Some observers might also suggest that this strong growth occurred despite the President’s trade war, and conclude that the trade war is working. This would be a mistake. Free market economists know that trade wars and protectionism do not necessarily reduce the number of jobs, and recognize that they might lead to more jobs in certain sectors. The free-market insight is that these jobs created are the wrong jobs – jobs the market would not create absent the distortions and incentives introduced by trade policy.

As Texas Tech’s Ben Powell puts it:

Trade neither creates nor destroys jobs on net, because the loss of jobs in a steel or aluminum industry that competes with imports is offset by job creation in U.S. export industries and other industries that use steel and aluminum in whatever they produce. Similarly, tariffs on steel and aluminum create jobs in those industries at the expense of jobs in export sectors and those that use steel and aluminum, such as the car, construction, beer, and soft drink industries.

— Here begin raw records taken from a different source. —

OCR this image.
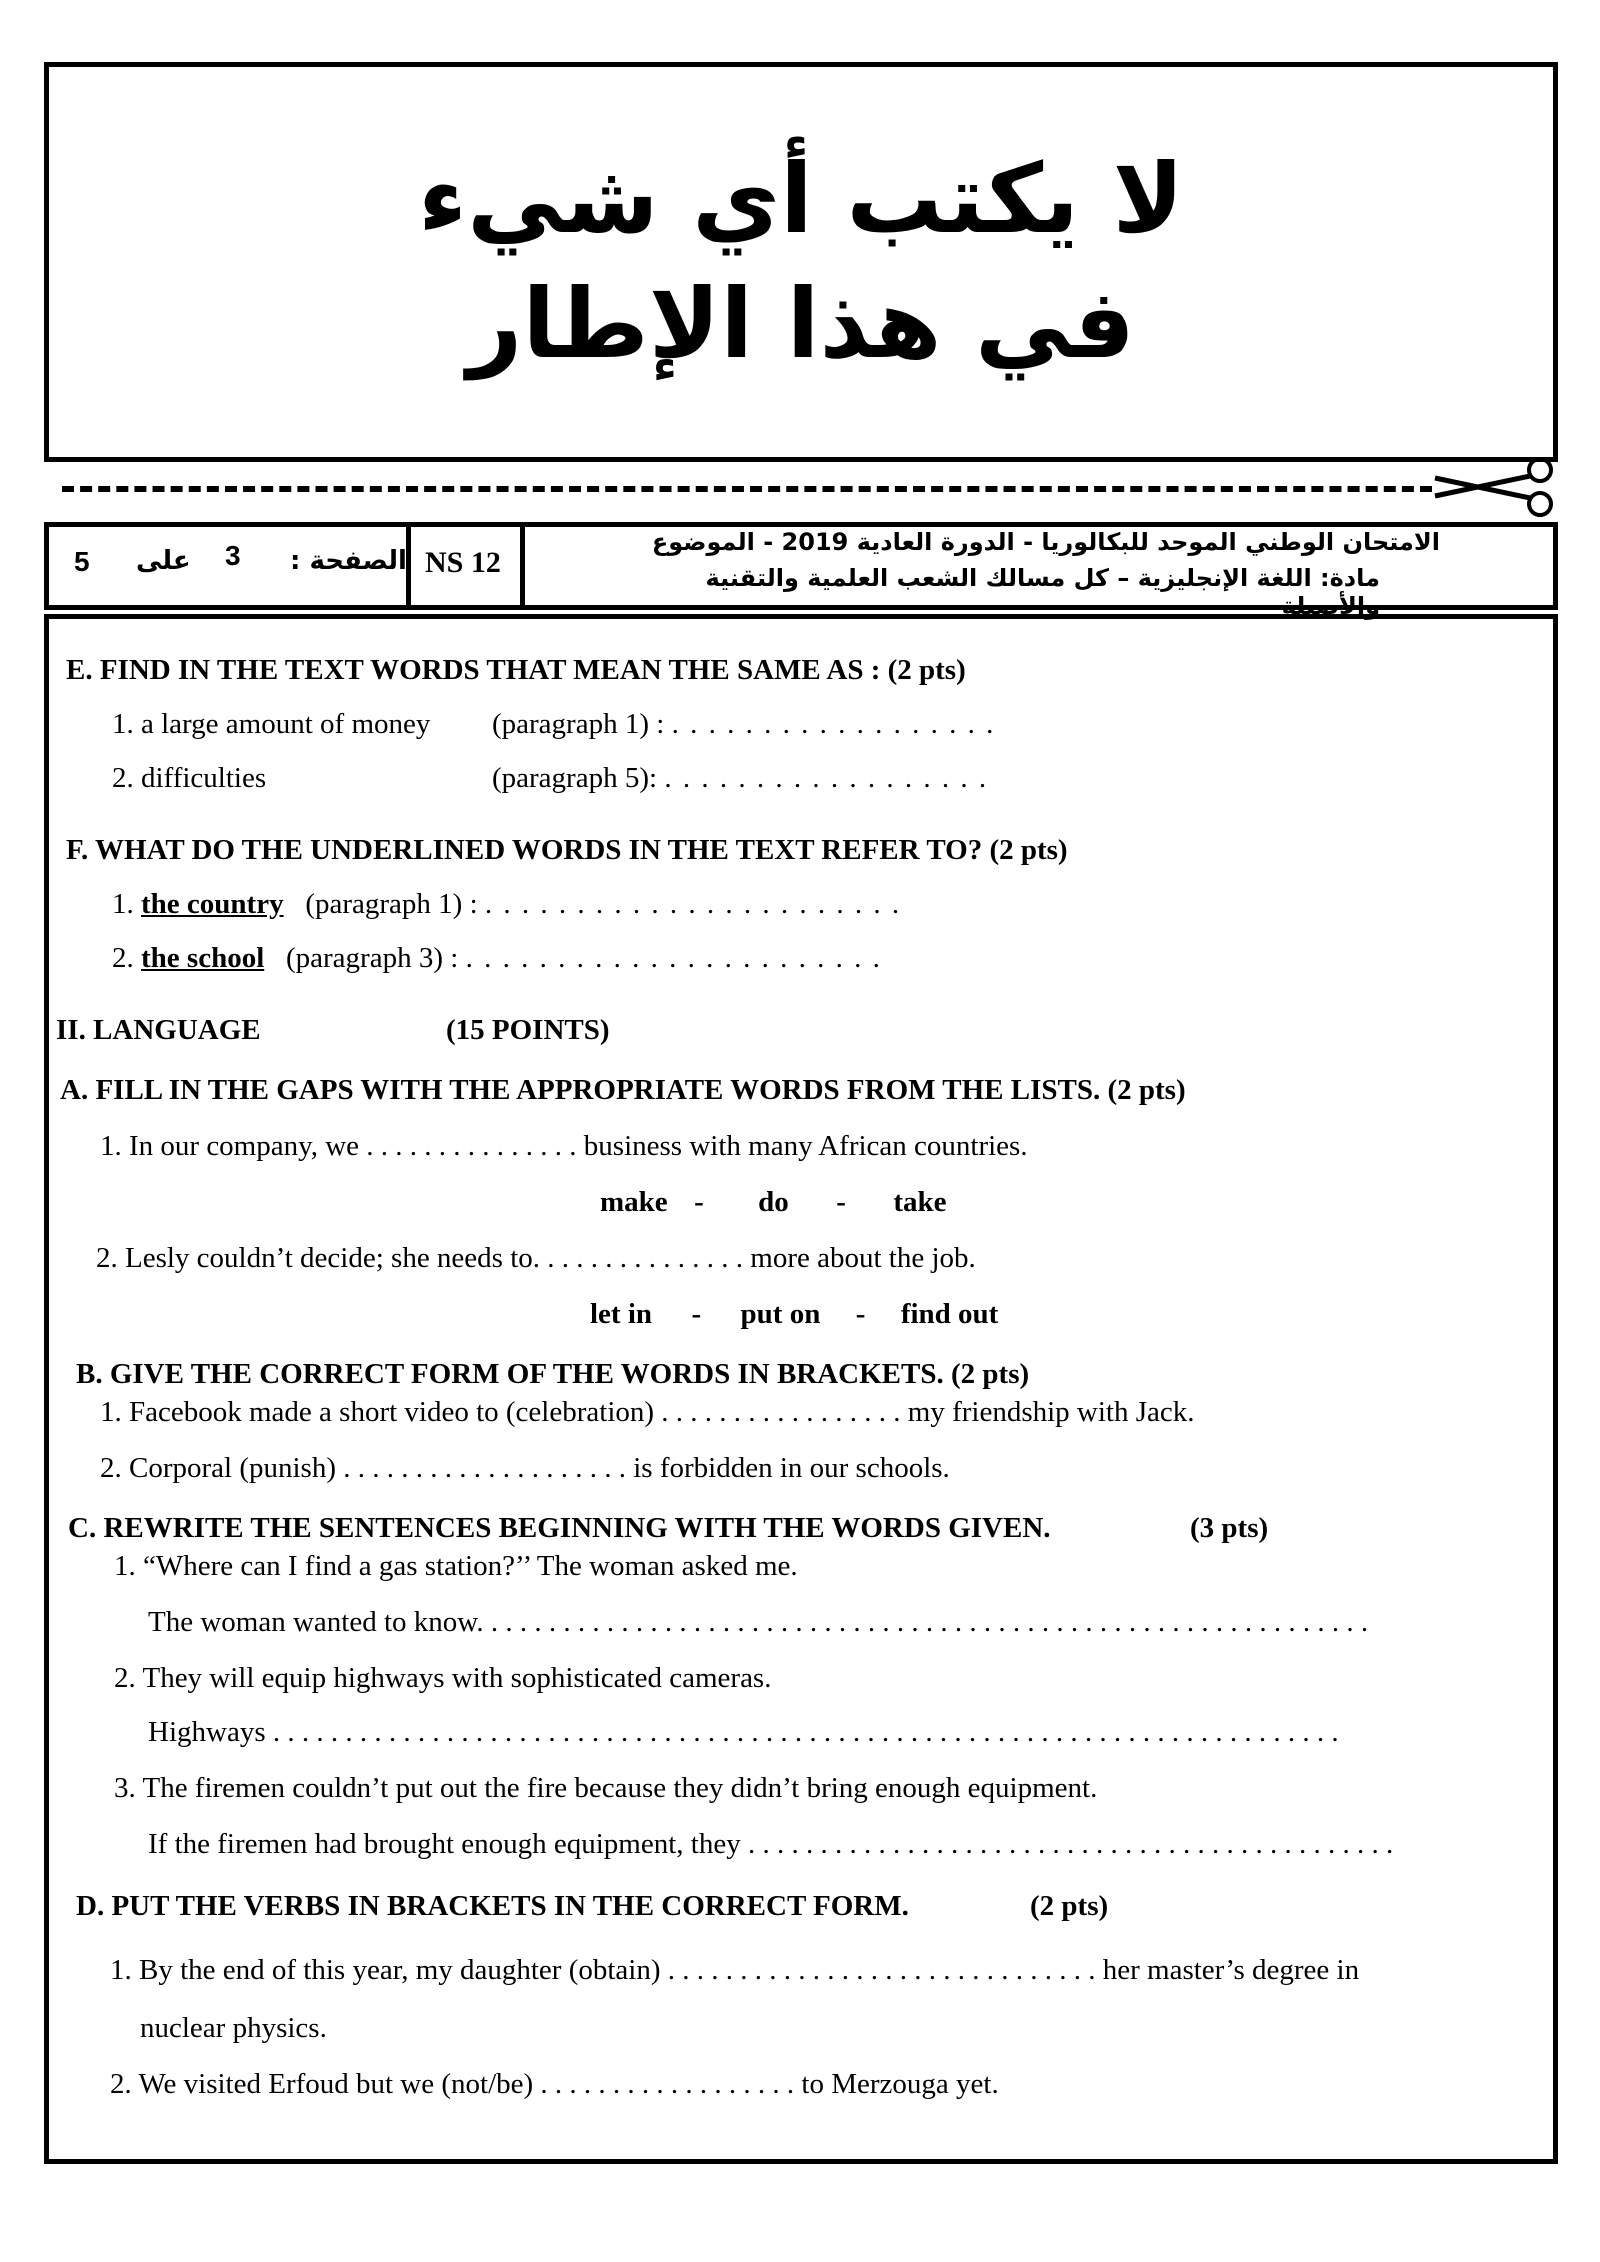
لا يكتب أي شيء
في هذا الإطار
5 على 3 الصفحة : NS 12
الامتحان الوطني الموحد للبكالوريا - الدورة العادية 2019 - الموضوع
مادة: اللغة الإنجليزية – كل مسالك الشعب العلمية والتقنية والأصيلة
E. FIND IN THE TEXT WORDS THAT MEAN THE SAME AS : (2 pts)
1. a large amount of money (paragraph 1) : . . . . . . . . . . . . . . . . . .
2. difficulties	(paragraph 5): . . . . . . . . . . . . . . . . . .
F. WHAT DO THE UNDERLINED WORDS IN THE TEXT REFER TO? (2 pts)
1. the country (paragraph 1) : . . . . . . . . . . . . . . . . . . . . . . .
2. the school (paragraph 3) : . . . . . . . . . . . . . . . . . . . . . . .
II. LANGUAGE	(15 POINTS)
A. FILL IN THE GAPS WITH THE APPROPRIATE WORDS FROM THE LISTS. (2 pts)
1. In our company, we . . . . . . . . . . . . . . . business with many African countries.
make - do - take
2. Lesly couldn’t decide; she needs to. . . . . . . . . . . . . . . more about the job.
let in - put on - find out
B. GIVE THE CORRECT FORM OF THE WORDS IN BRACKETS. (2 pts)
1. Facebook made a short video to (celebration) . . . . . . . . . . . . . . . . . my friendship with Jack.
2. Corporal (punish) . . . . . . . . . . . . . . . . . . . . is forbidden in our schools.
C. REWRITE THE SENTENCES BEGINNING WITH THE WORDS GIVEN.	(3 pts)
1. “Where can I find a gas station?’’ The woman asked me.
The woman wanted to know. . . . . . . . . . . . . . . . . . . . . . . . . . . . . . . . . . . . . . . . . . . . . . . . . . . . . . . . . . . . . .
2. They will equip highways with sophisticated cameras.
Highways . . . . . . . . . . . . . . . . . . . . . . . . . . . . . . . . . . . . . . . . . . . . . . . . . . . . . . . . . . . . . . . . . . . . . . . . . .
3. The firemen couldn’t put out the fire because they didn’t bring enough equipment.
If the firemen had brought enough equipment, they . . . . . . . . . . . . . . . . . . . . . . . . . . . . . . . . . . . . . . . . . . . . .
D. PUT THE VERBS IN BRACKETS IN THE CORRECT FORM.	(2 pts)
1. By the end of this year, my daughter (obtain) . . . . . . . . . . . . . . . . . . . . . . . . . . . . . . her master’s degree in
nuclear physics.
2. We visited Erfoud but we (not/be) . . . . . . . . . . . . . . . . . . to Merzouga yet.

Total long-run employment is largely a function of the size the labor force and labor market regulations. So claims that Trump’s policies will either create or destroy jobs on net are bogus. Again, it’s the mix of jobs and what we produce in America that tariffs change—and in this case, that will be for the worse.

So celebrations over so many jobs added should be tempered by the recognition that these jobs might not be beneficial to the economy as a whole. As noted above, the administration’s supply-side policies have worked. They allowed the invisible hand to work. Those gains should not be threatened by visible attempts to manipulate the market through tariff policy.